E Gesù, invece, cosa vede lui? Gesù vede i gesti nuovi, e in essi il pentimento, il desiderio, soprattutto l’amore… Non che non veda il peccato, infatti dice che le sono perdonati i suoi molti peccati, ma vede anche e soprattutto il resto e questo resto riscatta il negativo e dà senso all’insieme. Agli occhi di Simone, la vita difficile e sbagliata della donna squalifica i suoi gesti. Agli occhi di Gesù, invece, li rende più preziosi e lui li descrive come una liturgia.

Cosa vedi, Simone? Sentiamo la stessa domanda rivolta a noi. Cosa vediamo noi e cosa vede lui nella nostra vita, negli altri? Noi vediamo peccato, colpa, infedeltà, con poca speranza; vediamo un passato che determina, limiti che scoraggiano, immondizia da nascondere e mascherare. Lui vede possibilità di crescita, un cambiamento già iniziato, già sufficientemente avvenuto; vede disponibilità, desideri buoni, risorse di bene. Cosa vedi, Simone? Che sguardo hai? Uno sguardo ingenuo? Risentito? Abbattuto? Uno sguardo ingenuo è uno sguardo distratto, che non trova niente di interessante nel passato, che non coglie connessioni tra ieri e oggi. Interrogato, non ha niente da dire, oppure dice: “Tutto bene”. Per rimanere ingenuo, spesso deve operare una idealizzazione, negando aspetti di sofferenza del passato. Ma in realtà è uno sguardo che si alimenta della paura dei possibili condizionamenti, che teme di andare più a fondo e trovare magari di che star male. Uno sguardo risentito è un notare negativo, arrabbiato con la vita: qualcosa è andato male. Ciò che non va oggi, è colpa dello ieri. “Se non fosse successo, se avessi avuto un’altra storia…”. In questa recriminazione risentita, non viene percepito nessuno spazio di libertà, ma si leggono deterministicamente le condizioni che rendono inevitabili le difficoltà presenti o l’attuale insoddisfazione.

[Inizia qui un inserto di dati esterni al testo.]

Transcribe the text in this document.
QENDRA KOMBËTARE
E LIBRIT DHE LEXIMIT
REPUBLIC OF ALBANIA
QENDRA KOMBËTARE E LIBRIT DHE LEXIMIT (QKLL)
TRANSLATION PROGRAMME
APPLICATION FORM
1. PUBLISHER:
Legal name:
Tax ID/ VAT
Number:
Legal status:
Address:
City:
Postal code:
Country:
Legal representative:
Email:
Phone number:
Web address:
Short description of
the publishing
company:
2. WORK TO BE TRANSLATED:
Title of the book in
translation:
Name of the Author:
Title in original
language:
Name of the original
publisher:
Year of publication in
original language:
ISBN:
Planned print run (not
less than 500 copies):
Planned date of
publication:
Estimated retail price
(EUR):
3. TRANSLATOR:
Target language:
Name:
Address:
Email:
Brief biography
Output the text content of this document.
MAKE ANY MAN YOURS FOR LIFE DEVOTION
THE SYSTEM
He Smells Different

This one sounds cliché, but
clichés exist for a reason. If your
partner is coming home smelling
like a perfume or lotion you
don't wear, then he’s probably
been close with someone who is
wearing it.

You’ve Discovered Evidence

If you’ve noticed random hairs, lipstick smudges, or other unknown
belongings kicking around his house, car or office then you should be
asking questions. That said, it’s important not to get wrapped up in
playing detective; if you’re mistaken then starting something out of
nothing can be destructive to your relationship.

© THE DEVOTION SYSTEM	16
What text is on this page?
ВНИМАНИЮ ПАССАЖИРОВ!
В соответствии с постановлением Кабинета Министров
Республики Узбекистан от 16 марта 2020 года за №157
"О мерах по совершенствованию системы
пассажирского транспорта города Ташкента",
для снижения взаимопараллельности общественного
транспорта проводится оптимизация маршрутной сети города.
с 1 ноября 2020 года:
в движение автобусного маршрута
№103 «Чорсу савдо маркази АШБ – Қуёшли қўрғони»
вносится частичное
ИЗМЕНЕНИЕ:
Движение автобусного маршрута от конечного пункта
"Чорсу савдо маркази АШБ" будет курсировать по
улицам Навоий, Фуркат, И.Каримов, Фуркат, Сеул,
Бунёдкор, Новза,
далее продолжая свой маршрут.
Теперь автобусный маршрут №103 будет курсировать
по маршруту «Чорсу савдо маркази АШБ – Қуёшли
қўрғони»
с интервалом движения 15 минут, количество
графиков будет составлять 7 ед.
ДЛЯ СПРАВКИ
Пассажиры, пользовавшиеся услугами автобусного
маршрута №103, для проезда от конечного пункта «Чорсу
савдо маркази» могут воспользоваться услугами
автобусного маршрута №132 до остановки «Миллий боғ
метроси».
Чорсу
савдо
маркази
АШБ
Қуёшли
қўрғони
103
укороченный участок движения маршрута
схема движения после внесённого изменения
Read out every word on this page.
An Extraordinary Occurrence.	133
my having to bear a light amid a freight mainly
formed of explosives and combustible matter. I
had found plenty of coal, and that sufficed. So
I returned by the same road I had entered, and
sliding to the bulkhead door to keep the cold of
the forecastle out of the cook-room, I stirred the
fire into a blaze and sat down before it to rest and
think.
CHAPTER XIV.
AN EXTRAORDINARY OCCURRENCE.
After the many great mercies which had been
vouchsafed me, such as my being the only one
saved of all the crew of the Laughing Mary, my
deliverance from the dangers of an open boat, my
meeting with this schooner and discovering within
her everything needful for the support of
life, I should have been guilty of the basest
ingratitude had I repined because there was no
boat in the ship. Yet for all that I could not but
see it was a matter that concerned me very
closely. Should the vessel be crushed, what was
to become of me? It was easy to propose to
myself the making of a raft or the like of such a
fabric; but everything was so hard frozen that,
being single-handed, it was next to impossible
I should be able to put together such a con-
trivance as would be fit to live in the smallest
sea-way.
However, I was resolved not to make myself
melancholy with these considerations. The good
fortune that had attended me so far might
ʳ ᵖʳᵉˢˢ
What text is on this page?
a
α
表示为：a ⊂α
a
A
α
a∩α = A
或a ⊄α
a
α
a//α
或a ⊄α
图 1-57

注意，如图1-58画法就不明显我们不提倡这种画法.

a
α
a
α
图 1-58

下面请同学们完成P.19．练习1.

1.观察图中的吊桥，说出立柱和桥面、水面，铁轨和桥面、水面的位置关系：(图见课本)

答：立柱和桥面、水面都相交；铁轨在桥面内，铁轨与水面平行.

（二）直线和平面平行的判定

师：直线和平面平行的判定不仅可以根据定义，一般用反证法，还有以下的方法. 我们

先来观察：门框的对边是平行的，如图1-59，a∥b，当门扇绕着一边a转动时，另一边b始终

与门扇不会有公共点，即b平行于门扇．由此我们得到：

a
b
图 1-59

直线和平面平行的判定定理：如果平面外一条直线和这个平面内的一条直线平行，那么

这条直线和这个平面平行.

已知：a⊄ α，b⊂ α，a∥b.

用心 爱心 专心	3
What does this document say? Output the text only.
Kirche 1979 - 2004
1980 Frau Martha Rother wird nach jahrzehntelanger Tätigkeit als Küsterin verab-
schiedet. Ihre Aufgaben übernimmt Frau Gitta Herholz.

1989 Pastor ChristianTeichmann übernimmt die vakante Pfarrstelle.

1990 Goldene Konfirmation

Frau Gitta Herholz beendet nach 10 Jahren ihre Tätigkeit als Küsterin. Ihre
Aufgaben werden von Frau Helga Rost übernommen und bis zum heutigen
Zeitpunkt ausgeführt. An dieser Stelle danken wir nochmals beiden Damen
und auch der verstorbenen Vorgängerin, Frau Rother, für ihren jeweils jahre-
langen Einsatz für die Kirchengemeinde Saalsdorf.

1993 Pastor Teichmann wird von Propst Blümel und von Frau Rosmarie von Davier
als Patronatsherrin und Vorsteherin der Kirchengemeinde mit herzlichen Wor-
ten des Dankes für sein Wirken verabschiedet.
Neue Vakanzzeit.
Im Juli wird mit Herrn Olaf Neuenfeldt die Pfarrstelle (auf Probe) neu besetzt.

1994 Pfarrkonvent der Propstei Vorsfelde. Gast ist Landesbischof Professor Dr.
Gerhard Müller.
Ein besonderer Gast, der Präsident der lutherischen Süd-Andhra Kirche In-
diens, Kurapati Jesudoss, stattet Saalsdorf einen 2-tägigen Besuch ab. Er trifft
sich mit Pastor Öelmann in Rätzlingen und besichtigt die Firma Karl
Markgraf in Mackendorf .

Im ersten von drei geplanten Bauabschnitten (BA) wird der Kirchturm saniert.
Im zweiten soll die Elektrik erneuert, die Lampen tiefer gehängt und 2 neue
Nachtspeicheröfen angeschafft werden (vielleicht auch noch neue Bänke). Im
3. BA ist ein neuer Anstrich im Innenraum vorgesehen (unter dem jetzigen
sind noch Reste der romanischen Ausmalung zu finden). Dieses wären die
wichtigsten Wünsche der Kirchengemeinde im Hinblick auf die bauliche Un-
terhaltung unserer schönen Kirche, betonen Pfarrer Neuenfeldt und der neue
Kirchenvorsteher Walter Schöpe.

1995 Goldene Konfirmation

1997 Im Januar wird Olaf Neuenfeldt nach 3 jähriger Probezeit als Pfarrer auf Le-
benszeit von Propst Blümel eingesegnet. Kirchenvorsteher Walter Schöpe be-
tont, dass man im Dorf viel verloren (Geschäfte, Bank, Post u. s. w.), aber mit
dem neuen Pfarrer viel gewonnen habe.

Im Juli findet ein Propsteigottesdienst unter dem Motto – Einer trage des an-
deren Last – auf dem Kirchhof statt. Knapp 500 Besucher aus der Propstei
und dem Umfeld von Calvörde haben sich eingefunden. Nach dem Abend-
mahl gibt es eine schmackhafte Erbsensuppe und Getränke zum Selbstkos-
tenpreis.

Uno sguardo abbattuto oscilla tra l’autoaccusa: “È colpa mia, non sono capace, sbaglio sempre”, e il lamento: “Io sono stato sfortunato, capitano tutte a me”. In ultima analisi, l’attribuzione è esterna, pur se impersonale e fatalistica: l’insoddisfazione dipende cioè da altro, dipende da fuori, e se dipende da “come sono fatto”, non c’è niente da fare, perché è capitato così e non si vede cosa cambiare. Non ci si assume nessuna responsabilità, come invece sarebbe se si dicesse: “Ho sbagliato, ma posso provare a fare diversamente”. Lo sguardo abbattuto resiste al cambiamento: sarà sempre così.

Non c’è solo il passato oggetto del nostro sguardo. E il presente? Come guardiamo gli altri, la famiglia o la comunità, il servizio e gli impegni, le situazioni, gli eventi che capitano? Come vediamo il limite e come lo interpretiamo? Lo sguardo sul presente e sull’altro può essere sospettoso, superficiale, a senso unico. Uno sguardo sospettoso: l’altro è sentito come una minaccia (“ma cosa vuole?”), come possibilità di giudizio e di rifiuto. L’altro è un nemico da temere o un concorrente da vincere. Nasce allora paura e aggressività. La competizione entra come un veleno sottile nelle relazioni: l’altro o io, non c’è posto per due. Quanto è dato agli altri è tolto a sé, come se di affetto e di stima non ce ne fosse abbastanza per tutti e bisognasse darsi da fare per averli. Uno sguardo superficiale: ci si tiene a distanza di sicurezza, quel tanto che basta, un poco indifferenti. Si vorrebbe andare d’accordo con tutti, ma si cerca di evitare sia intimità, sia conflitti; non viene neppure in mente di far crescere o approfondire le relazioni. Gentili con tutti, non si cerca nessuno. Le relazioni sono spesso orientate a quello che c’è da fare. Si guarda con un po’ di superiorità chi si impantana in legami affettivi o si coinvolge in vicende emozionali. In realtà c’è paura, paura che andare vicino agli altri e sperimentare affetti sia pericoloso; paura di soffrire, per cui è meglio non sentire troppo; paura di perdere un controllo di sé che dà sicurezza.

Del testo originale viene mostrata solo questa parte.